A noite amena, finalzinho do verão, corria alegre num bar de cervejas artesanais em Botafogo, cenário da bissexta reunião de uma confraria que une jovens e outros um pouco menos. O Flamengo jogava no Equador (e colhia rara vitória naqueles tempos pré-zilionários); crianças de todas as torcidas (e idades) começavam a juntar figurinhas para o álbum da Copa do Mundo que seria jogada na Rússia; Michel Temer sangrava no poder entre denúncias variadas; o então ex-presidente Lula batalhava no STF contra a decretação de sua prisão.
Perto de 22h, pipocou a mensagem devastadora: “Parece que mataram a Marielle”.
Leu essa? Dia de cobranças e protestos
A primeira reação foi, claro, de negação – “isso TEM que estar errado!” Alguém com tanta energia, potência emergente da política brasileira, querida por cariocas pobres, ricos e remediados, não. Ela não!

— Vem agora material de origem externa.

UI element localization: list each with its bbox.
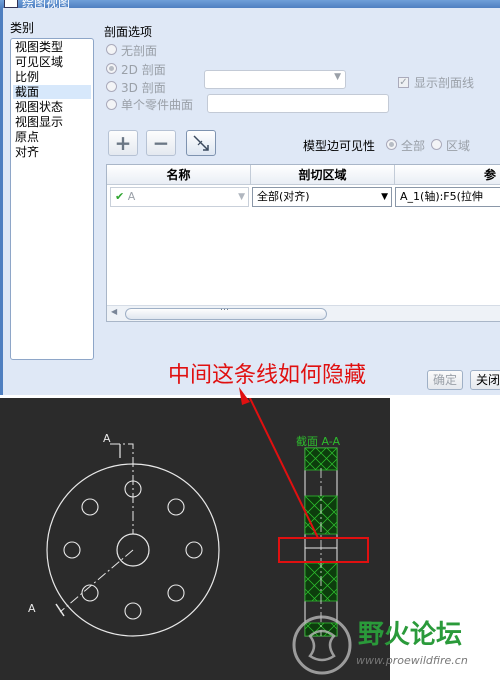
ok-button[interactable]: 确定 bbox=[427, 370, 463, 390]
category-item-view-display[interactable]: 视图显示 bbox=[15, 115, 63, 129]
column-header-region[interactable]: 剖切区域 bbox=[251, 165, 395, 185]
highlight-box bbox=[278, 537, 369, 563]
section-3d-select[interactable]: ▼ bbox=[204, 70, 346, 89]
category-item-alignment[interactable]: 对齐 bbox=[15, 145, 39, 159]
single-part-surface-radio[interactable] bbox=[106, 99, 117, 110]
section-region-value: 全部(对齐) bbox=[257, 190, 310, 203]
watermark-brand: 野火论坛 bbox=[358, 620, 463, 650]
cut-label-bottom: A bbox=[28, 602, 36, 615]
no-section-label: 无剖面 bbox=[121, 44, 158, 58]
section-cut-line bbox=[110, 443, 134, 534]
chevron-down-icon: ▼ bbox=[238, 192, 245, 202]
category-item-scale[interactable]: 比例 bbox=[15, 70, 39, 84]
horizontal-scrollbar[interactable]: ◀ … bbox=[107, 303, 500, 321]
category-item-view-state[interactable]: 视图状态 bbox=[15, 100, 63, 114]
section-name-value: A bbox=[127, 190, 136, 203]
single-part-surface-input[interactable] bbox=[207, 94, 389, 113]
column-header-name[interactable]: 名称 bbox=[107, 165, 251, 185]
minus-icon: − bbox=[152, 131, 170, 155]
close-button[interactable]: 关闭 bbox=[470, 370, 500, 390]
section-view-title: 截面 A-A bbox=[296, 435, 341, 448]
section-reference-value: A_1(轴):F5(拉伸 bbox=[400, 190, 483, 203]
cut-label-top: A bbox=[103, 432, 111, 445]
category-item-visible-area[interactable]: 可见区域 bbox=[15, 55, 63, 69]
category-item-view-type[interactable]: 视图类型 bbox=[15, 40, 63, 54]
section-cut-line-diagonal bbox=[59, 549, 134, 613]
section-options-label: 剖面选项 bbox=[104, 25, 153, 39]
edge-visibility-all-radio[interactable] bbox=[386, 139, 397, 150]
section-name-select[interactable]: ✔ A ▼ bbox=[110, 187, 249, 207]
watermark-logo-icon bbox=[292, 615, 352, 675]
chevron-down-icon: ▼ bbox=[334, 72, 341, 82]
category-item-origin[interactable]: 原点 bbox=[15, 130, 39, 144]
section-3d-radio[interactable] bbox=[106, 81, 117, 92]
show-section-line-label: 显示剖面线 bbox=[414, 76, 475, 90]
single-part-surface-label: 单个零件曲面 bbox=[121, 98, 194, 112]
edge-visibility-label: 模型边可见性 bbox=[303, 139, 376, 153]
column-header-reference[interactable]: 参 bbox=[395, 165, 500, 185]
section-2d-radio[interactable] bbox=[106, 63, 117, 74]
category-label: 类别 bbox=[10, 21, 35, 35]
category-item-section[interactable]: 截面 bbox=[13, 85, 91, 99]
plus-icon: + bbox=[114, 131, 132, 155]
chevron-down-icon: ▼ bbox=[381, 192, 388, 202]
watermark: 野火论坛 www.proewildfire.cn bbox=[290, 610, 500, 680]
annotation-text: 中间这条线如何隐藏 bbox=[168, 363, 367, 388]
dialog-app-icon bbox=[4, 0, 18, 8]
add-section-button[interactable]: + bbox=[108, 130, 138, 156]
dialog-title: 绘图视图 bbox=[22, 0, 71, 8]
section-table: 名称 剖切区域 参 ✔ A ▼ 全部(对齐) ▼ A_1(轴):F5(拉伸 ◀ … bbox=[106, 164, 500, 322]
show-section-line-checkbox[interactable]: ✓ bbox=[398, 77, 409, 88]
section-reference-select[interactable]: A_1(轴):F5(拉伸 bbox=[395, 187, 500, 207]
flip-icon bbox=[193, 135, 209, 151]
check-icon: ✔ bbox=[115, 190, 125, 203]
scrollbar-thumb[interactable]: … bbox=[125, 303, 327, 320]
watermark-url: www.proewildfire.cn bbox=[356, 654, 468, 667]
scroll-left-icon[interactable]: ◀ bbox=[111, 307, 117, 316]
section-region-select[interactable]: 全部(对齐) ▼ bbox=[252, 187, 392, 207]
section-3d-label: 3D 剖面 bbox=[121, 81, 166, 95]
category-list[interactable]: 视图类型 可见区域 比例 截面 视图状态 视图显示 原点 对齐 bbox=[10, 38, 94, 360]
edge-visibility-area-label: 区域 bbox=[446, 139, 471, 153]
dialog-titlebar: 绘图视图 bbox=[0, 0, 500, 8]
no-section-radio[interactable] bbox=[106, 44, 117, 55]
flip-section-button[interactable] bbox=[186, 130, 216, 156]
edge-visibility-area-radio[interactable] bbox=[431, 139, 442, 150]
grip-icon: … bbox=[220, 303, 229, 313]
edge-visibility-all-label: 全部 bbox=[401, 139, 426, 153]
remove-section-button[interactable]: − bbox=[146, 130, 176, 156]
section-2d-label: 2D 剖面 bbox=[121, 63, 166, 77]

Vereadora havia pouco mais de um ano, eleita pelo voto de várias regiões e classes sociais, materializava a esperança de um Rio, um Brasil melhores, o delírio possível de uma terra mais fraterna, inclusiva, plural.
Mataram.
Mataram mesmo.
Nascida no Conjunto de Favelas da Maré e formada em Ciências Sociais pela PUC, Marielle Franco retratava a conjugação do melhor das duas cidades que vivem nesta terra ensolarada, violenta e intolerante. Venceu o abismo imobilizador da desigualdade para oferecer o sonho um tempo menos injusto. Produtiva ao extremo, trabalhava com comovente empolgação, dobrando a aposta no diálogo como estrada para a mudança.
Encarnava a figura pública que semeia orgulho. O sorriso franco, tatuado no rosto, servia de assinatura ao estilo acolhedor, receptivo, de quem levantou da cama, hoje e sempre, para agregar, convidar à evolução. Com ela não havia espaço para retrocessos.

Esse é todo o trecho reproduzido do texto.